El referéndum del 29 de agosto reabrirá el debate sobre la integración europea, con la pesca, el euro, la inflación y las tasas de interés entre los principales factores económicos en juego.
Islandia celebrará el 29 de agosto un referéndum para decidir si reanuda las negociaciones de adhesión a la Unión Europea, un proceso que permanece suspendido desde 2013.
La consulta no determinará el ingreso del país al bloque. Los ciudadanos deberán decidir si respaldan la reapertura del diálogo con Bruselas para explorar los términos de una eventual incorporación.
Islandia mantiene una relación económica estrecha con la Unión Europea pese a no ser miembro. El país forma parte del Espacio Económico Europeo desde 1994 y del espacio Schengen desde 2001, lo que facilita sus relaciones comerciales y de movilidad con los países europeos.
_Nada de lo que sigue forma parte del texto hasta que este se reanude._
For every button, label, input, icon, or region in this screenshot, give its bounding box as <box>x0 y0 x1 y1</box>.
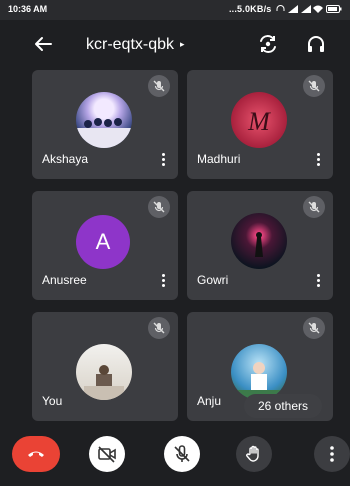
participant-name: You <box>42 394 63 408</box>
status-bar: 10:36 AM ...5.0KB/s <box>0 0 350 20</box>
more-options-icon <box>330 446 334 462</box>
participant-tile-madhuri[interactable]: M Madhuri <box>187 70 333 179</box>
more-vert-icon[interactable] <box>162 153 166 167</box>
participant-name: Akshaya <box>42 152 89 166</box>
camera-toggle-button[interactable] <box>89 436 125 472</box>
svg-text:M: M <box>247 107 271 136</box>
meeting-title[interactable]: kcr-eqtx-qbk ▸ <box>86 36 185 54</box>
raise-hand-button[interactable] <box>236 436 272 472</box>
call-controls <box>0 426 350 486</box>
signal-icon <box>287 5 298 13</box>
participant-name: Gowri <box>197 273 229 287</box>
avatar-photo <box>231 213 287 269</box>
mic-muted-icon <box>303 75 325 97</box>
back-arrow-icon[interactable] <box>34 35 52 53</box>
mic-muted-icon <box>148 196 170 218</box>
meeting-code: kcr-eqtx-qbk <box>86 36 175 53</box>
avatar-photo <box>76 92 132 148</box>
mic-toggle-button[interactable] <box>164 436 200 472</box>
participant-name: Anju <box>197 394 222 408</box>
mic-muted-icon <box>303 196 325 218</box>
camera-off-icon <box>98 446 116 463</box>
end-call-icon <box>28 451 44 457</box>
mic-muted-icon <box>148 75 170 97</box>
end-call-button[interactable] <box>12 436 60 472</box>
participant-tile-gowri[interactable]: Gowri <box>187 191 333 300</box>
raise-hand-icon <box>246 445 259 462</box>
more-vert-icon[interactable] <box>317 274 321 288</box>
status-time: 10:36 AM <box>8 4 48 14</box>
participant-tile-akshaya[interactable]: Akshaya <box>32 70 178 179</box>
switch-camera-icon[interactable] <box>258 34 278 54</box>
mic-muted-icon <box>148 317 170 339</box>
signal-2-icon <box>300 5 311 13</box>
avatar-initial: A <box>76 215 130 269</box>
participant-tile-anusree[interactable]: A Anusree <box>32 191 178 300</box>
headphones-icon[interactable] <box>306 34 326 54</box>
status-indicators: ...5.0KB/s <box>229 4 342 14</box>
caret-right-icon: ▸ <box>180 39 185 49</box>
participant-name: Anusree <box>42 273 87 287</box>
wifi-icon <box>313 5 324 13</box>
headset-status-icon <box>276 5 285 11</box>
avatar-photo <box>231 344 287 400</box>
network-speed: ...5.0KB/s <box>228 4 272 14</box>
participant-tile-you[interactable]: You <box>32 312 178 421</box>
app-bar: kcr-eqtx-qbk ▸ <box>0 20 350 68</box>
more-vert-icon[interactable] <box>317 153 321 167</box>
avatar-photo: M <box>231 92 287 148</box>
avatar-photo <box>76 344 132 400</box>
others-count-badge[interactable]: 26 others <box>244 394 322 418</box>
more-vert-icon[interactable] <box>162 274 166 288</box>
participant-name: Madhuri <box>197 152 241 166</box>
battery-icon <box>326 5 342 13</box>
mic-off-icon <box>174 445 190 462</box>
more-options-button[interactable] <box>314 436 350 472</box>
mic-muted-icon <box>303 317 325 339</box>
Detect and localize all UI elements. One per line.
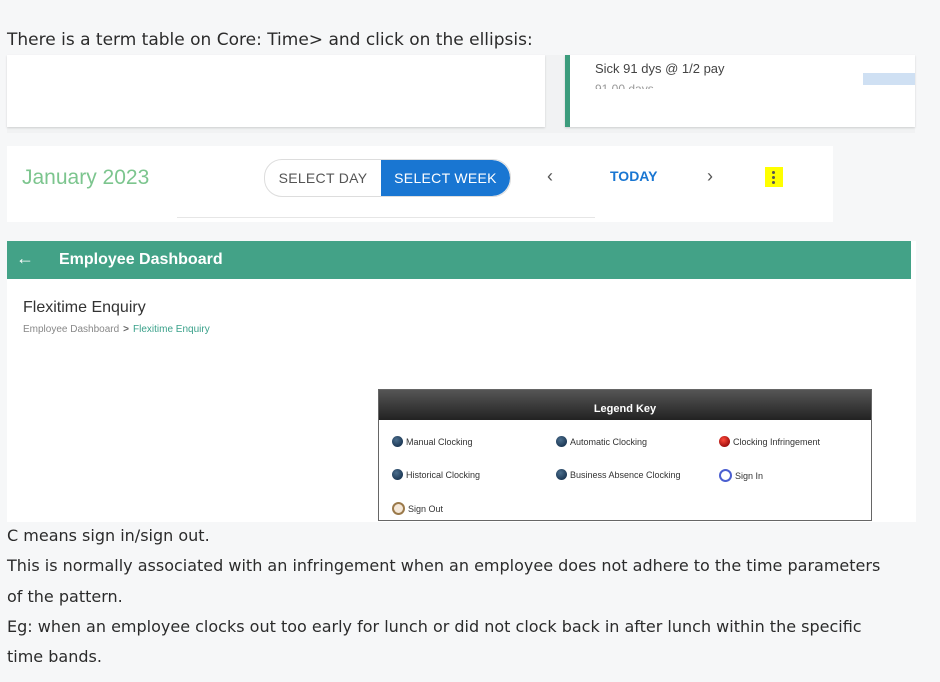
legend-key: Legend Key Manual Clocking Automatic Clo… [378, 389, 872, 521]
select-day-button[interactable]: SELECT DAY [265, 160, 381, 196]
page-title: Flexitime Enquiry [23, 299, 146, 316]
note-line: time bands. [7, 647, 102, 666]
legend-item-label: Business Absence Clocking [570, 469, 681, 480]
sick-entry-label: Sick 91 dys @ 1/2 pay [595, 61, 725, 76]
today-button[interactable]: TODAY [610, 168, 657, 184]
business-absence-clocking-icon [556, 469, 567, 480]
clocking-infringement-icon [719, 436, 730, 447]
note-line: of the pattern. [7, 587, 123, 606]
legend-item-label: Sign Out [408, 503, 444, 514]
sign-out-icon [392, 502, 405, 515]
breadcrumb-current: Flexitime Enquiry [133, 324, 210, 335]
breadcrumb-separator: > [123, 324, 130, 335]
back-arrow-icon[interactable]: ← [16, 248, 34, 269]
sign-in-icon [719, 469, 732, 482]
chevron-right-icon[interactable]: › [707, 166, 713, 187]
ellipsis-menu-icon[interactable] [765, 167, 783, 187]
note-line: C means sign in/sign out. [7, 526, 210, 545]
legend-title: Legend Key [379, 390, 871, 420]
sick-entry-days: 91.00 days [595, 83, 654, 89]
legend-item-label: Automatic Clocking [570, 436, 648, 447]
breadcrumb: Employee Dashboard > Flexitime Enquiry [23, 324, 210, 335]
app-bar-title: Employee Dashboard [59, 251, 223, 268]
calendar-divider [177, 217, 595, 218]
legend-item-sign-in: Sign In [719, 469, 763, 482]
note-line: Eg: when an employee clocks out too earl… [7, 617, 862, 636]
intro-text: There is a term table on Core: Time> and… [7, 30, 533, 50]
automatic-clocking-icon [556, 436, 567, 447]
legend-item-label: Historical Clocking [406, 469, 481, 480]
legend-item-label: Manual Clocking [406, 436, 473, 447]
app-bar: ← Employee Dashboard [7, 241, 911, 279]
legend-item-automatic-clocking: Automatic Clocking [556, 436, 647, 447]
calendar-cards-snippet: Sick 91 dys @ 1/2 pay 91.00 days [7, 55, 915, 133]
manual-clocking-icon [392, 436, 403, 447]
event-block[interactable] [863, 73, 915, 85]
legend-item-label: Clocking Infringement [733, 436, 821, 447]
month-title: January 2023 [22, 166, 150, 189]
chevron-left-icon[interactable]: ‹ [547, 166, 553, 187]
breadcrumb-root[interactable]: Employee Dashboard [23, 324, 119, 335]
legend-item-business-absence-clocking: Business Absence Clocking [556, 469, 681, 480]
note-line: This is normally associated with an infr… [7, 556, 881, 575]
employee-dashboard-panel: ← Employee Dashboard Flexitime Enquiry E… [7, 241, 916, 522]
legend-item-manual-clocking: Manual Clocking [392, 436, 473, 447]
legend-item-label: Sign In [735, 470, 764, 481]
card-accent-bar [565, 55, 570, 127]
select-week-button[interactable]: SELECT WEEK [381, 160, 510, 196]
calendar-card-right[interactable]: Sick 91 dys @ 1/2 pay 91.00 days [565, 55, 915, 127]
legend-item-clocking-infringement: Clocking Infringement [719, 436, 820, 447]
legend-item-historical-clocking: Historical Clocking [392, 469, 480, 480]
legend-item-sign-out: Sign Out [392, 502, 443, 515]
calendar-header: January 2023 SELECT DAY SELECT WEEK ‹ TO… [7, 146, 833, 222]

Un proceso que lleva casi dos décadas
Islandia presentó su solicitud de ingreso a la UE en julio de 2009. En febrero de 2010, la Comisión Europea emitió una opinión favorable y en julio de ese año comenzaron formalmente las negociaciones.
Antes de que el proceso fuera suspendido en 2013, se habían abierto 27 capítulos de negociación, de los cuales 11 habían sido cerrados provisionalmente.
El nuevo impulso para retomar el proceso está relacionado, entre otros factores, con el Partido Liberal Reformista, Viðreisn, que consiguió incorporar en 2024 a un acuerdo de coalición el compromiso de celebrar un referéndum sobre la continuidad de las negociaciones.
El contexto internacional también ha adquirido mayor peso. La guerra en Ucrania, la creciente competencia estratégica en el Ártico y las tensiones en torno a Groenlandia han reforzado el debate sobre la posición de Islandia frente a Europa.
Pesca, el principal punto de tensión
Uno de los mayores obstáculos para una eventual adhesión es la industria pesquera.
El pescado y el marisco representan cerca del 40% de las exportaciones islandesas, el 8% del PIB y el 4% del empleo, según los datos recogidos en el material.
El sector teme perder control sobre sus caladeros y verse afectado por el sistema de cuotas de la Unión Europea. Esta preocupación es especialmente fuerte en las zonas rurales, donde la oposición a la integración europea alcanza niveles elevados.
La ministra de Asuntos Exteriores, Þorgerður Katrín Gunnarsdóttir, ha señalado que cualquier negociación tendría que considerar las particularidades de la industria pesquera islandesa.
La agricultura también genera resistencia. Productores locales temen que una eventual integración facilite el ingreso de alimentos europeos a precios más bajos y aumente la competencia sobre las explotaciones nacionales.
El euro aparece entre los argumentos económicos
Los defensores de la adhesión destacan, en cambio, los posibles beneficios de una mayor integración económica.
Uno de sus argumentos es la posibilidad de adoptar el euro, que reemplazaría a la corona islandesa. Sus partidarios sostienen que una moneda común podría contribuir a reducir la inflación y los costos financieros.
La inflación islandesa se sitúa alrededor del 5.2%, mientras que las tasas de interés del país se encuentran significativamente por encima de las del Banco Central Europeo.
Los defensores de la integración también consideran que pertenecer a la UE permitiría a Islandia tener mayor capacidad de participación en la elaboración de las políticas europeas y reforzar sus vínculos económicos y de seguridad con el continente.
Un referéndum que no decide la adhesión
Las encuestas muestran un escenario ajustado. Un sondeo de Gallup citado en el material sitúa en 46% tanto el apoyo como el rechazo a reabrir las negociaciones, mientras que un 8% permanece indeciso.
El resultado del 29 de agosto solo determinará si Islandia vuelve a sentarse a negociar con Bruselas. Si gana el sí, comenzaría un nuevo proceso centrado en los asuntos más sensibles para el país.
Incluso si las negociaciones concluyeran con un acuerdo, la incorporación definitiva a la Unión Europea tendría que someterse nuevamente a la decisión de los ciudadanos.